Critically, no standardized oxidative biomarkers currently existed to reliably monitor disease activity or therapeutic response—a gap the authors flagged as a major barrier to personalized clinical management. Clinical evidence for plant-derived compounds also remained limited in scope and rigor, and most clinical trials involving platelet-rich plasma had not investigated oxidative mechanisms specifically.

"A significant gap remains the lack of standardized oxidative biomarkers to monitor disease activity and therapeutic response," the authors wrote. "Identifying these indicators is essential for personalized clinical management in vitiligo."
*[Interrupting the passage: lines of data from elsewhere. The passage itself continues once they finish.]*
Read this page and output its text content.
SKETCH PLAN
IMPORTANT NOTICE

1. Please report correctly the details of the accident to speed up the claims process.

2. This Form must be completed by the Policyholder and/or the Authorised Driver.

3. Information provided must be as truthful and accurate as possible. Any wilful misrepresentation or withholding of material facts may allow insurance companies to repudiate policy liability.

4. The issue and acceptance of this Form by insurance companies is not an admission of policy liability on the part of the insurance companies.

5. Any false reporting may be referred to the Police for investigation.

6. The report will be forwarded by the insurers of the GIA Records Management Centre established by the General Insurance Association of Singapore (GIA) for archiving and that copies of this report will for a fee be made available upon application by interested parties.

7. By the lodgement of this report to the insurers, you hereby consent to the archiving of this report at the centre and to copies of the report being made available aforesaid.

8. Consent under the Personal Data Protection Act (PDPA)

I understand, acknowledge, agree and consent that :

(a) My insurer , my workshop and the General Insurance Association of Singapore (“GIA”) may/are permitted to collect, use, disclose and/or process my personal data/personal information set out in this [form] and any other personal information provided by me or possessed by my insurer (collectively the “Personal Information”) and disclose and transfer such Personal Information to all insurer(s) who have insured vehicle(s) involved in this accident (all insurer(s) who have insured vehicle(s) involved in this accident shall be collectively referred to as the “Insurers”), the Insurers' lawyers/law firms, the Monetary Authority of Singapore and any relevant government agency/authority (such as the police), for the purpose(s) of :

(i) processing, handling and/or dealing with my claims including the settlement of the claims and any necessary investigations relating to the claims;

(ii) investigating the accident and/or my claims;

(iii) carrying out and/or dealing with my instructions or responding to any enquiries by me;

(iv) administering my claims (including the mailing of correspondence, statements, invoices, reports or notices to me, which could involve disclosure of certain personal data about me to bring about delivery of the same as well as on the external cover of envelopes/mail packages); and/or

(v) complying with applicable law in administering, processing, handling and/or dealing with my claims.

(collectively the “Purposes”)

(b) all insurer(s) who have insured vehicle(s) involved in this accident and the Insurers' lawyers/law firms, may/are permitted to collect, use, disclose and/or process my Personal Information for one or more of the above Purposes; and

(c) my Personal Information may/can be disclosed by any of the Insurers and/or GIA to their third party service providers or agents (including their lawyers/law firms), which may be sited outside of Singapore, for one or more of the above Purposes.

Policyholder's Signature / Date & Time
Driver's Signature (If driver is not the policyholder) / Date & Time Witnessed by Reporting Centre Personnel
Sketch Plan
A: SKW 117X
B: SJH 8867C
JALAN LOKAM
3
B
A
Future Directions: Targeted Combination Strategies Represent Viable Path Forward

The review authors concluded that targeting oxidative stress—whether as adjunctive therapy or alongside JAK inhibitor-based regimens—represented a clinically relevant and underutilized treatment axis. They called for larger, more rigorous trials for cell-based therapies and phytomedicines to establish the safety and efficacy profiles necessary for broader clinical adoption, while emphasizing that no single antioxidant approach was likely to be sufficient on its own.

References

1. Aprile N, Scano S, Bellei B, Marini A, Filoni A. Targeting oxidative stress to treat vitiligo: clinical and molecular evidence. Biomolecules. 2026;16(4):612. doi:10.3390/biom16040612
2. Chang WL, Ko CH. The role of oxidative stress in vitiligo: an update on its pathogenesis and therapeutic implications. Cells. 2023;12(6):936. doi:10.3390/cells12060936.